Ultimately, I guess we're both thinking along the same lines, but one a bit more discretely, and the other a bit less.

As for machine analysis of the music itself, I think it'll will only be able to go so far (unless there's a gigantic leap in AI). A machine could easily do the quantifiable aspects of a song, like tempo, key, etc..., but not the qualatative genomes (I believe there might be one based on production values, i.e. being over-produced or not).

hcduvall said...

I don't think the production value gene is over or under--like looking at other creative works you assume "authorial intent". But what the production tries to draw out has probably changed over the years, so whatever flibberdigibbit functionalizing mechanistic system they're employing is both an analysis and contextual.

HoBs said...


glad to know there's someone else who watched numb3rs. (stupid 3 in there making it hard to type)

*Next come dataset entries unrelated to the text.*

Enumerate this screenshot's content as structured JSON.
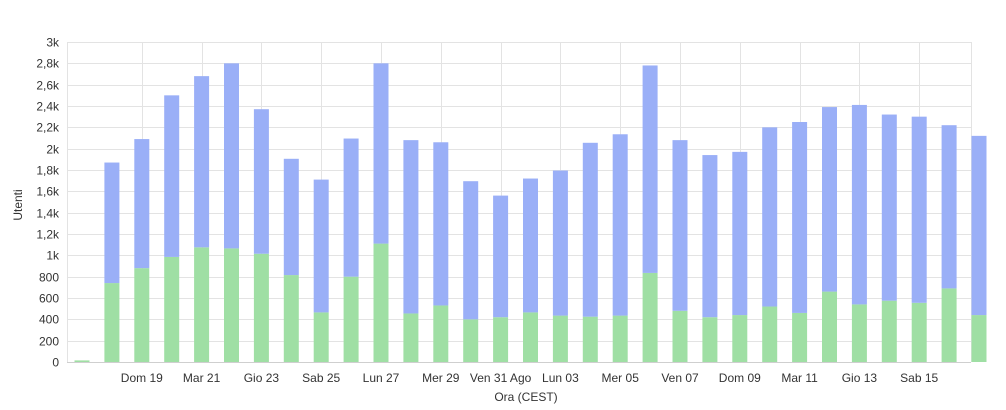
{
  "chart_data": {
    "type": "bar",
    "stacked": true,
    "xlabel": "Ora (CEST)",
    "ylabel": "Utenti",
    "ylim": [
      0,
      3000
    ],
    "yticks": [
      0,
      200,
      400,
      600,
      800,
      1000,
      1200,
      1400,
      1600,
      1800,
      2000,
      2200,
      2400,
      2600,
      2800,
      3000
    ],
    "ytick_labels": [
      "0",
      "200",
      "400",
      "600",
      "800",
      "1k",
      "1,2k",
      "1,4k",
      "1,6k",
      "1,8k",
      "2k",
      "2,2k",
      "2,4k",
      "2,6k",
      "2,8k",
      "3k"
    ],
    "grid": true,
    "legend": "none",
    "xtick_labels": [
      {
        "index": 2,
        "label": "Dom 19"
      },
      {
        "index": 4,
        "label": "Mar 21"
      },
      {
        "index": 6,
        "label": "Gio 23"
      },
      {
        "index": 8,
        "label": "Sab 25"
      },
      {
        "index": 10,
        "label": "Lun 27"
      },
      {
        "index": 12,
        "label": "Mer 29"
      },
      {
        "index": 14,
        "label": "Ven 31 Ago"
      },
      {
        "index": 16,
        "label": "Lun 03"
      },
      {
        "index": 18,
        "label": "Mer 05"
      },
      {
        "index": 20,
        "label": "Ven 07"
      },
      {
        "index": 22,
        "label": "Dom 09"
      },
      {
        "index": 24,
        "label": "Mar 11"
      },
      {
        "index": 26,
        "label": "Gio 13"
      },
      {
        "index": 28,
        "label": "Sab 15"
      }
    ],
    "series": [
      {
        "color": "#9fdfa4",
        "values": [
          15,
          740,
          880,
          985,
          1075,
          1065,
          1015,
          815,
          465,
          800,
          1110,
          455,
          530,
          400,
          420,
          465,
          435,
          425,
          435,
          835,
          480,
          420,
          440,
          520,
          460,
          660,
          540,
          575,
          555,
          690,
          440
        ]
      },
      {
        "color": "#9aaff7",
        "values": [
          0,
          1130,
          1210,
          1515,
          1605,
          1735,
          1355,
          1090,
          1245,
          1295,
          1690,
          1625,
          1530,
          1295,
          1140,
          1255,
          1360,
          1630,
          1700,
          1945,
          1600,
          1520,
          1530,
          1680,
          1790,
          1730,
          1870,
          1745,
          1745,
          1530,
          1680
        ]
      }
    ]
  }
}
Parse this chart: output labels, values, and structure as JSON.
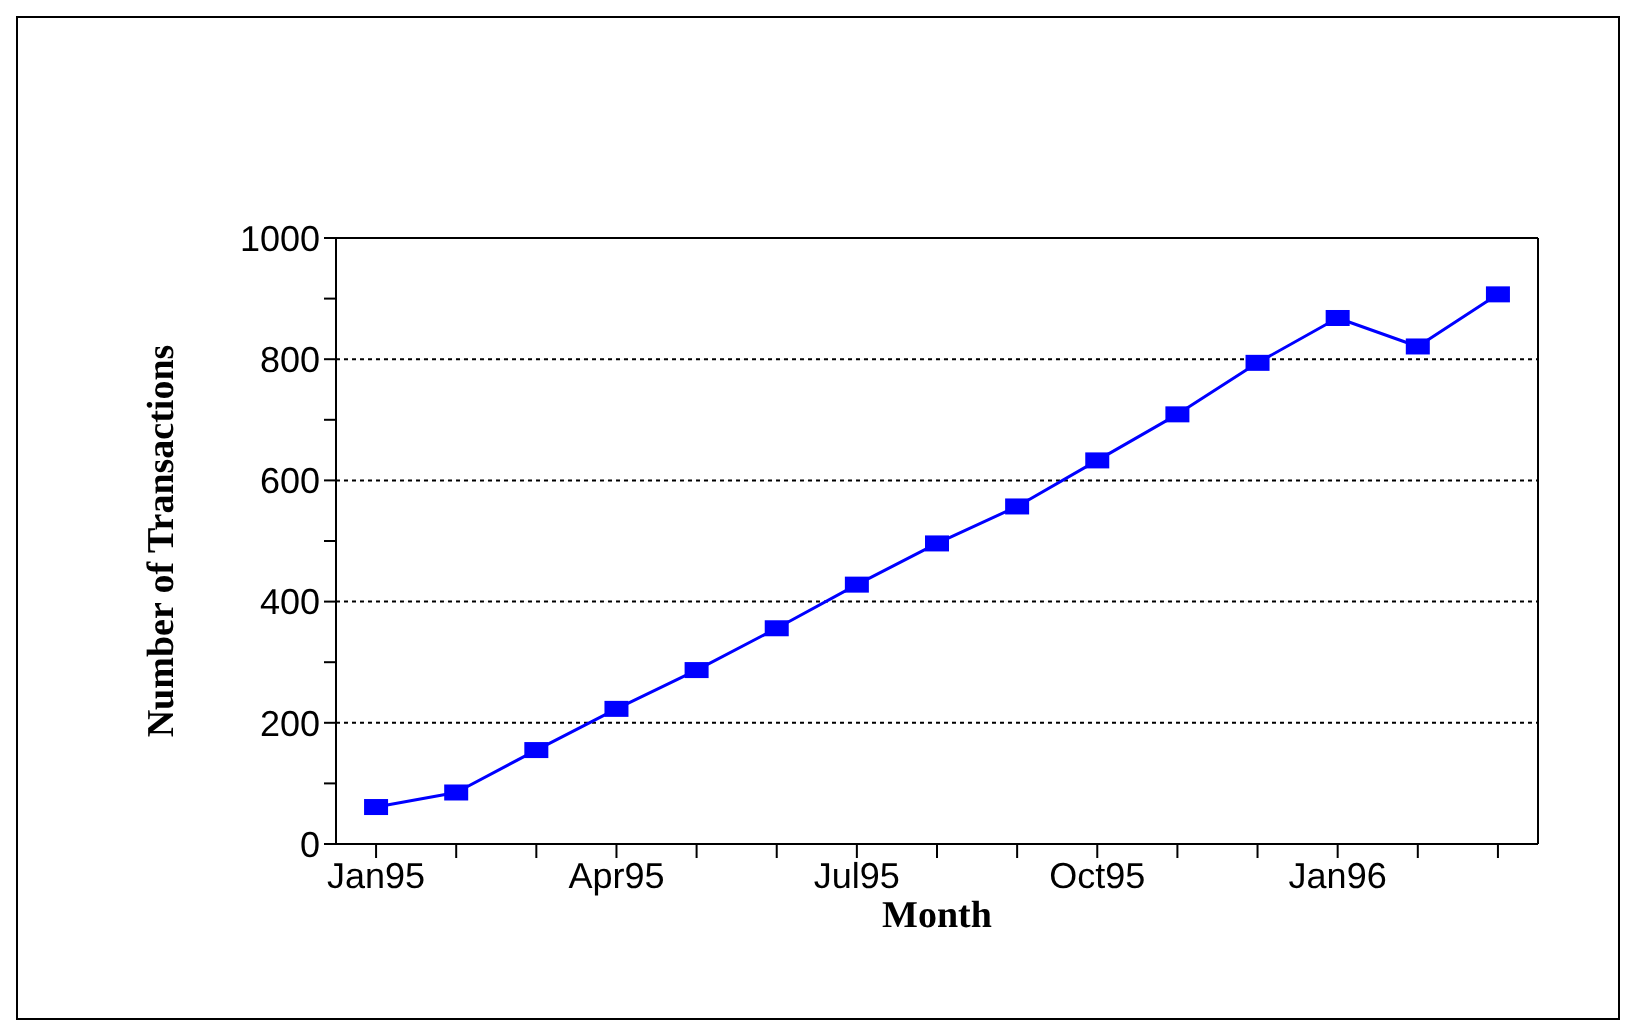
{
  "chart_data": {
    "type": "line",
    "xlabel": "Month",
    "ylabel": "Number of Transactions",
    "categories": [
      "Jan95",
      null,
      null,
      "Apr95",
      null,
      null,
      "Jul95",
      null,
      null,
      "Oct95",
      null,
      null,
      "Jan96",
      null,
      null
    ],
    "series": [
      {
        "color": "#0000ff",
        "values": [
          61,
          85,
          155,
          223,
          287,
          356,
          428,
          496,
          557,
          633,
          709,
          794,
          868,
          821,
          907
        ]
      }
    ],
    "ylim": [
      0,
      1000
    ],
    "yticks": [
      0,
      {
        "value": 100,
        "label": null
      },
      200,
      {
        "value": 300,
        "label": null
      },
      400,
      {
        "value": 500,
        "label": null
      },
      600,
      {
        "value": 700,
        "label": null
      },
      800,
      {
        "value": 900,
        "label": null
      },
      1000
    ],
    "grid": "y",
    "marker": "square",
    "line_style": "solid",
    "legend": false
  }
}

not sure if pandora uses the same thumbs up and thumbs down.

but most of those system, pioneered by pattie maes' firefly program at mit's media lab (back when I was an undergrad there) and her company firefly, that later got adopted by Amazon, Netflix and TV uses the same principal component analysis, but on a much huger space.

basically the space of all songs.

as in, if there are 10,000 songs out there, it is 10,000 dimensional. A person is a set of yes, no's on each 10,000 dimensions.

Such a system can work without professional categorizers. It just finds other songs based on the preferences of other people "near" you in this 10,000 dimensional space.